Parece que ya es la hora –y nunca es tarde– de preocuparse de ese querer y no poder de lo humano, y de ese no querer ya nada de la gente, después de haberlo conseguido todo tras el mortecino decaer de la alegría, de la dicha y del candor inicial. Y también parece ser la hora de darse cuenta, alguna vez, en algún momento, de la progresiva caída desde lo más alto de las ilusiones juveniles, hasta las decepciones de las penas más adultas, que suelen ser, tan a menudo, las menos confesadas.

Y también parece necesario preocuparse de lo que ya no emociona como antaño, como aquella vez idolatrada por las palabras de los poemas y los cantos que parecían sostenerlo todo, mientras la pasión en vez de crecer decrecía, y se iba como dejando trozos en su partida hacia los abismos del aburrimiento sobre todas las cosas de las que nos preocupamos, quizá, demasiado.

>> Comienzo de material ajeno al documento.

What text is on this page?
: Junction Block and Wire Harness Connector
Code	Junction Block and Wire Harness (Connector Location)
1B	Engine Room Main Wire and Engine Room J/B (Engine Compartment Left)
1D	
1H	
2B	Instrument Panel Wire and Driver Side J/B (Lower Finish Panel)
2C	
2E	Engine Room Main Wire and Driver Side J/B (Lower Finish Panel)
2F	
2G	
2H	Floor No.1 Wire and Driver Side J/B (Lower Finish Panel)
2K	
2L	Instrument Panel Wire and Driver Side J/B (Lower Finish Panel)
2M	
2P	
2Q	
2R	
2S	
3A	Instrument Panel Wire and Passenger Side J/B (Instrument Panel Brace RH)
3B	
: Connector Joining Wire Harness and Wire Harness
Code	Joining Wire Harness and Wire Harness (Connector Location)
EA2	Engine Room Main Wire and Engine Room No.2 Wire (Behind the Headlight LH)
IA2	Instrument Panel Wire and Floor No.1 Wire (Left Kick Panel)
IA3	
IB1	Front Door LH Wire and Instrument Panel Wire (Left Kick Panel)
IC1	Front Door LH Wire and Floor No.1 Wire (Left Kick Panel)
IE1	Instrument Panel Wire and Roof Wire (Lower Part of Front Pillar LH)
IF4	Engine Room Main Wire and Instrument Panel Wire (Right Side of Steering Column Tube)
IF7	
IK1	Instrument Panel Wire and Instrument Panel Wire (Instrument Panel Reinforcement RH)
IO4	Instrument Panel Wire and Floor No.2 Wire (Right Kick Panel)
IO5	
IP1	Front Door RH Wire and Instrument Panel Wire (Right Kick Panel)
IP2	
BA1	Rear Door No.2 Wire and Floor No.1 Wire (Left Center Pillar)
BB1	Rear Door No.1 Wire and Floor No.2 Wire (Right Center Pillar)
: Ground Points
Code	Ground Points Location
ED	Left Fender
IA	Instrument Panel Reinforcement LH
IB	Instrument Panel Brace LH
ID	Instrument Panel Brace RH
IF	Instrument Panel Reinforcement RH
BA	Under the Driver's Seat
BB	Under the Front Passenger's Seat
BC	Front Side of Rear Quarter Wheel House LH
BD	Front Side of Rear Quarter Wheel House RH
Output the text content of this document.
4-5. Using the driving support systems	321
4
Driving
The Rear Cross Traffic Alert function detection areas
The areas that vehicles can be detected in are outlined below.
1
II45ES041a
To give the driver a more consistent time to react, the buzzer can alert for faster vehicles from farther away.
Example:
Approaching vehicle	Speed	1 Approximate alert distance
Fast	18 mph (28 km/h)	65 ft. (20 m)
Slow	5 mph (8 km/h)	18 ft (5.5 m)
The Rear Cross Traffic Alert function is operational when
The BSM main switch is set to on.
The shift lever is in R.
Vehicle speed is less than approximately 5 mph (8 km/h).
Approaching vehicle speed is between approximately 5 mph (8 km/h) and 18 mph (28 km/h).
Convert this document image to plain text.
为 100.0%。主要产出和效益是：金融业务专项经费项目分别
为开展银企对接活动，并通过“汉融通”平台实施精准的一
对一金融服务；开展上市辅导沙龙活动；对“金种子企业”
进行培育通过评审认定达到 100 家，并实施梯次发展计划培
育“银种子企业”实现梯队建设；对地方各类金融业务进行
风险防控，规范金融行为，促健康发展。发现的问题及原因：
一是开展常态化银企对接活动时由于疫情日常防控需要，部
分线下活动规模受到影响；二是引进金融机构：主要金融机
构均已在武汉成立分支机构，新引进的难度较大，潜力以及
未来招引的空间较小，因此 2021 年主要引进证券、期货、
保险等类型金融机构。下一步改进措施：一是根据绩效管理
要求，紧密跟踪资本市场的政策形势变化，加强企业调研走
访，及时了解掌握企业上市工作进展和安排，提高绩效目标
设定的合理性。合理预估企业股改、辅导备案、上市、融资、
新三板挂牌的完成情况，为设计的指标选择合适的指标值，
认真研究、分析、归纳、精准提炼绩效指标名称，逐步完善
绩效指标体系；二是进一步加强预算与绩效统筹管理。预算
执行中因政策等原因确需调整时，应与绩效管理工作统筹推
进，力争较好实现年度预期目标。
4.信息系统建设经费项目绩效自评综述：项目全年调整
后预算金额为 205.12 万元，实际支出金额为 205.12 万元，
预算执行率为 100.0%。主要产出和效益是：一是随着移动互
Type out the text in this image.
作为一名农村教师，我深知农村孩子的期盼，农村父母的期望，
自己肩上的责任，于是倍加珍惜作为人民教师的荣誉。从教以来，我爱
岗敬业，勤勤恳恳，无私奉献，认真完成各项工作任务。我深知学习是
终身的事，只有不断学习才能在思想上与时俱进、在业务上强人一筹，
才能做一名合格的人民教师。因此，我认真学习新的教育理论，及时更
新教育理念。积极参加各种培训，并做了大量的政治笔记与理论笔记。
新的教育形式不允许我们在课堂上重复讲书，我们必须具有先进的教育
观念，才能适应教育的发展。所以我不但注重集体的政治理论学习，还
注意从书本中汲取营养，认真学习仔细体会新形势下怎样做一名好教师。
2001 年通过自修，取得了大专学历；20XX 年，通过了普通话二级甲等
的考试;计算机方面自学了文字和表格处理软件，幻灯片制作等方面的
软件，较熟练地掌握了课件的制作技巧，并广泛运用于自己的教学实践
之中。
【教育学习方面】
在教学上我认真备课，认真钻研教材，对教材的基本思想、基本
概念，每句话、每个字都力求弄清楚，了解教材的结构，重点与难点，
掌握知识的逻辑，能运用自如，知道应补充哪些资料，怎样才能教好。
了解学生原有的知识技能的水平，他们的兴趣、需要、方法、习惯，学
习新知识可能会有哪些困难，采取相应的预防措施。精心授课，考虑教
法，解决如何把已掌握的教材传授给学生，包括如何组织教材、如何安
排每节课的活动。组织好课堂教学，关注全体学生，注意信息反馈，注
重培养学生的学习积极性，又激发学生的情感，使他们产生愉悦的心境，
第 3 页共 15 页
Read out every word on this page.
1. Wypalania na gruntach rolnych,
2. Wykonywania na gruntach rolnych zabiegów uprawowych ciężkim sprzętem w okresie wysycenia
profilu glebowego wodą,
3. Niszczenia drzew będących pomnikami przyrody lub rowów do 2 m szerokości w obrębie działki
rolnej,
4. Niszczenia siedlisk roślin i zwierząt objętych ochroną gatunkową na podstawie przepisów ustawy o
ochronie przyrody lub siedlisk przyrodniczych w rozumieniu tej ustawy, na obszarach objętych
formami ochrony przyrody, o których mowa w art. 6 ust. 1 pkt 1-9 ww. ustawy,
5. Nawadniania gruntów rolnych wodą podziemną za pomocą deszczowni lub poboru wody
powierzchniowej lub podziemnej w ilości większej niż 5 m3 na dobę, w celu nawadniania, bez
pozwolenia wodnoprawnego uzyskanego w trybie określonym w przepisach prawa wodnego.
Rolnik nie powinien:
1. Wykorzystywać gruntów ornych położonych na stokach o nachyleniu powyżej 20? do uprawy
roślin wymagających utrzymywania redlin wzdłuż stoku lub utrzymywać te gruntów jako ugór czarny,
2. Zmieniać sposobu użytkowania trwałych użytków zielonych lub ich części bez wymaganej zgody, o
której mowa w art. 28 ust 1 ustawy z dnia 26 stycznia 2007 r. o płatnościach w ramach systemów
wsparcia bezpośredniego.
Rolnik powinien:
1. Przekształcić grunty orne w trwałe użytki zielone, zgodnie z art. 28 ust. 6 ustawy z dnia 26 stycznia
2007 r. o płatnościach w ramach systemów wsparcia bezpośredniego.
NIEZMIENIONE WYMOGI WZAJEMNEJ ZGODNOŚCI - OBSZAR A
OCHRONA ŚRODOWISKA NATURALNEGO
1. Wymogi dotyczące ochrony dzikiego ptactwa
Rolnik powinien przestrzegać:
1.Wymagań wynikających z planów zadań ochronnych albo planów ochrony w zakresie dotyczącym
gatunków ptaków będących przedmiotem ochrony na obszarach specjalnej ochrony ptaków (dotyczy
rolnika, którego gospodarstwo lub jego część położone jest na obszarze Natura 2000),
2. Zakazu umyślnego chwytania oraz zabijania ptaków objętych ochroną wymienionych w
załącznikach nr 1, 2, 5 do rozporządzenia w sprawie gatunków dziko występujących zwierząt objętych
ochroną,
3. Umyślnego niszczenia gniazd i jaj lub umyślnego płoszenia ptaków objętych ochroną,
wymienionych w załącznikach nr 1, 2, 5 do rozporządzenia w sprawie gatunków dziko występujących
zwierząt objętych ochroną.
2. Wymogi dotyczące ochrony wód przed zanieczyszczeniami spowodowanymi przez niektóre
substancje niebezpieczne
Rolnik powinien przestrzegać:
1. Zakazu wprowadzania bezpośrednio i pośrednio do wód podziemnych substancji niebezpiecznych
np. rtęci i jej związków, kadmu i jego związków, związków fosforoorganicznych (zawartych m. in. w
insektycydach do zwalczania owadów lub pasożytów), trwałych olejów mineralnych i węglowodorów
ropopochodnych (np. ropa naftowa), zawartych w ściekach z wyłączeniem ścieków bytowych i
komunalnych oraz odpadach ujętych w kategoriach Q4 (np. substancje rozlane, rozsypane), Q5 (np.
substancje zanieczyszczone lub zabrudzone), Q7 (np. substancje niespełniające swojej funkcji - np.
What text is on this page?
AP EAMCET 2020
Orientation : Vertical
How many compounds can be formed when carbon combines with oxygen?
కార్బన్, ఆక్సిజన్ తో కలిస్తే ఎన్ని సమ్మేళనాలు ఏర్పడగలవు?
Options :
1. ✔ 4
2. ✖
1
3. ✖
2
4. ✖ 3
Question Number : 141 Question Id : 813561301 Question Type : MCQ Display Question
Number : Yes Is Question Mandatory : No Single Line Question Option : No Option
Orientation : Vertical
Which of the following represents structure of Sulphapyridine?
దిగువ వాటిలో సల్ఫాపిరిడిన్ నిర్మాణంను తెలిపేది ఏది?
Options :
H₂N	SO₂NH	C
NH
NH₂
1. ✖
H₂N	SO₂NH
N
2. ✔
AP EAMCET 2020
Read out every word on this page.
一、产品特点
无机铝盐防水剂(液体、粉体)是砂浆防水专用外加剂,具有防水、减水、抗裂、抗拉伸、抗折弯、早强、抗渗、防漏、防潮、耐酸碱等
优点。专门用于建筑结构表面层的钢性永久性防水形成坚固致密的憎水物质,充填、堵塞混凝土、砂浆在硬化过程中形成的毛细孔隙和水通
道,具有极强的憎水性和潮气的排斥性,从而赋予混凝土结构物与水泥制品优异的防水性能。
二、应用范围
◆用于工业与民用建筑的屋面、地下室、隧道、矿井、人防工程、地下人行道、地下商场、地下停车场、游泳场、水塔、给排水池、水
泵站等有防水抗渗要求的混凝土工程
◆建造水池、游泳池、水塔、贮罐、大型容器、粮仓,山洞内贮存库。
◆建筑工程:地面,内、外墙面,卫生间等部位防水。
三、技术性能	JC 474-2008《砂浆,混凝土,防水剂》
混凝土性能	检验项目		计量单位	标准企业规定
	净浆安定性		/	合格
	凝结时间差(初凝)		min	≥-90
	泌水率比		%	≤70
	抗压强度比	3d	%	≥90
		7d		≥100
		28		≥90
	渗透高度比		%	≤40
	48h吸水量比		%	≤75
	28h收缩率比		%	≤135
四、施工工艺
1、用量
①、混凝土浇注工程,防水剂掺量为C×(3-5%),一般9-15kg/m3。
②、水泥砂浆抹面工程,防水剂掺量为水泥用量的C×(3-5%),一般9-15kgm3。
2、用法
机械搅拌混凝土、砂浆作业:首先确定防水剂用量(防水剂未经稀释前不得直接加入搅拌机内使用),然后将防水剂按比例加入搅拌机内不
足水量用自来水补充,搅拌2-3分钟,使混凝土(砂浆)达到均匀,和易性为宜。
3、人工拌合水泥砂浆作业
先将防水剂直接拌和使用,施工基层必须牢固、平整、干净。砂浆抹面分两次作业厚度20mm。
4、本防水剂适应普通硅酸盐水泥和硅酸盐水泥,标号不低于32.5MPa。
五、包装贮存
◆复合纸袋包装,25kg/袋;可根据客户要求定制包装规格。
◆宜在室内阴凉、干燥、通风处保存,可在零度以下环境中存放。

En cualquier caso hay que preocuparse, necesariamente, de esa pobreza con la que venimos todos al mundo y que llevamos como un peso muerto inexplicable sobre los días, los meses y los años; esa pobreza que se va haciendo presente en las arrugas y en la decadencia que no se advierte en la prisa de la juventud, cuando estamos más atentos a las fuerzas y la incoherencia de los otros, como excusa para sostener una absurda rebeldía.

Pero luego –qué paradoja–, a la hora de analizar y de buscar la solución, somos tan pobres que tampoco sabemos muy bien de qué preocuparnos: si de lo que nos dicen que es importante, o de lo que creemos urgente o necesario, mientras a la insuficiencia de las acciones, le sigue el decaer de la pasión que nos desangra por una herida de sangre invisible, advertida demasiado tarde.

Por eso, inevitablemente, decidimos en cada momento si preocuparnos por nuestra pobreza humana para entregarla a quien siempre la sostuvo, a quien siempre nos pensó, o entregarla a la nadería insípida, sin rostro ni palabra, que adoramos religiosamente, cuando nos entregamos por entero a las devotas imágenes de ataraxias del verano.